The problem with Operating Partners?

No one knows what they actually do, and it’s costing the model its best people.

Private equity has embraced the OP model. Over 63% of firms now employ them, up from 46% just five years ago (EY, 2023). But here’s the kicker:

The average tenure of an Operating Partner is less than 3 years

And in over 40% of firms, OPs report to multiple stakeholders with conflicting priorities (Bain, 2022)

Translation?

They’re often set up to fail.

They carry the weight of value creation but sit in the grey zone:

• No P&L ownership
• No formal authority over management
• No clear mandate from the investment committee

Yet they’re expected to drive pricing strategy, digital transformation, org redesign, and hold the CEO’s hand while doing it.

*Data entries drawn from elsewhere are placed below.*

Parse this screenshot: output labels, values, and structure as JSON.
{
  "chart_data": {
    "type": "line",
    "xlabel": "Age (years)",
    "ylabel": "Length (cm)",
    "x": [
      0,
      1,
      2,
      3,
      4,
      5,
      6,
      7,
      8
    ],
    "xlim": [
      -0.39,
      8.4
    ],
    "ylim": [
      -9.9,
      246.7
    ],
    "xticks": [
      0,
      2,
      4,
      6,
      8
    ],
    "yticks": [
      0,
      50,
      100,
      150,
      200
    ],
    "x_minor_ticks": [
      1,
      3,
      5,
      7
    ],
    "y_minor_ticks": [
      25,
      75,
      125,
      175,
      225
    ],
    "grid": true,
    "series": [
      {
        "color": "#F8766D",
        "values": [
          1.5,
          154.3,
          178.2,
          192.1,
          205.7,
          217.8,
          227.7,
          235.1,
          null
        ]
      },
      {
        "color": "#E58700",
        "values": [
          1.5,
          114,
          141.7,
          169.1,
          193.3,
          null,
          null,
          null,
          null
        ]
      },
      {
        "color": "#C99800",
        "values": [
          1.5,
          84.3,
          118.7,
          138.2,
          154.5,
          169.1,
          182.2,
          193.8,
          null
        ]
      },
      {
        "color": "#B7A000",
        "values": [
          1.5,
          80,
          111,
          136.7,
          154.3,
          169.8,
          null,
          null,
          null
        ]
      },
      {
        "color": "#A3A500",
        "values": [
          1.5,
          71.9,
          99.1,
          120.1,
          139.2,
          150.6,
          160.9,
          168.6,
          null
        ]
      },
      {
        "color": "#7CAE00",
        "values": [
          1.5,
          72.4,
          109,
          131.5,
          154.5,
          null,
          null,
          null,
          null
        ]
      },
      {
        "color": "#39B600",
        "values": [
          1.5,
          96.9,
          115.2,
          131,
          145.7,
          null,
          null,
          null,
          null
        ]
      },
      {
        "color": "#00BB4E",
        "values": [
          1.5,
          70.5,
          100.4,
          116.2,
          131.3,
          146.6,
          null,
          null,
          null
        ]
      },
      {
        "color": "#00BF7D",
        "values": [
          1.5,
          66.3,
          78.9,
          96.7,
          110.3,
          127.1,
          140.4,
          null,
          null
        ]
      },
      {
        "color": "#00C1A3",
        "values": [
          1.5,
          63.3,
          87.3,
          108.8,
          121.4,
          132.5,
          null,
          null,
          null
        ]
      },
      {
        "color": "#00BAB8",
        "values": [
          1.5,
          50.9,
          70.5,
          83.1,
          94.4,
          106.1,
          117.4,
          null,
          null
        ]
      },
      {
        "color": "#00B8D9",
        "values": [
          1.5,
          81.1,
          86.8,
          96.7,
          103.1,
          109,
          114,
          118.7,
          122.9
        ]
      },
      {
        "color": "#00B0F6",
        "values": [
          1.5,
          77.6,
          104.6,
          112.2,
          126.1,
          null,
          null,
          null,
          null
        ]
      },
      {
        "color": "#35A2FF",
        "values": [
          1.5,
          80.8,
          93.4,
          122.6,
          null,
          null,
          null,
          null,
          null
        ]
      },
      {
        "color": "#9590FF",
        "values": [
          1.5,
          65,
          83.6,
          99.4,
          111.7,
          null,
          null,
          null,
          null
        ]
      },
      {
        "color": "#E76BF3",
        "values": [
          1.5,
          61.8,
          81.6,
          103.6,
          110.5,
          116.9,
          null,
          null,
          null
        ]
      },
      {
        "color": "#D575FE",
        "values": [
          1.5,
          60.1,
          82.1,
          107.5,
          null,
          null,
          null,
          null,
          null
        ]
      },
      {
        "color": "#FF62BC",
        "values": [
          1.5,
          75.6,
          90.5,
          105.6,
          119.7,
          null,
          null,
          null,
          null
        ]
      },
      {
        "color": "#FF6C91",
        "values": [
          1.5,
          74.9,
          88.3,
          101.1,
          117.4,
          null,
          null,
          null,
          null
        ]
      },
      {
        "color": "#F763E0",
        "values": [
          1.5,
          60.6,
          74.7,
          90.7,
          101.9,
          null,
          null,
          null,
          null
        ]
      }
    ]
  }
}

And PE firms know it’s not working.
Some have tried embedding OPs inside portcos as interim CXOs.
Others use a “bench model,” dropping in functional specialists as needed.
A few are giving OPs board seats.

These are steps in the right direction, but still too rare.

Let’s be clear:

The issue isn’t the Operating Partner.
It’s the operating model.

Here’s what needs to change:

1. Define the mandate. Align the OP’s role with the deal thesis. No more generic “value creation” blur.
2. Back them with budget and authority. Influence is great. Authority is better.
3. Tie compensation to measurable outcomes. Not “support,” but actual EBITDA movement.
4. Treat them like investors, not fixers. They’re not there to clean up, they’re there to build.

Operating Partners are often the most overleveraged asset in the fund. High expectations, limited tools.
And yet, when empowered, they’re the best ROI in the business.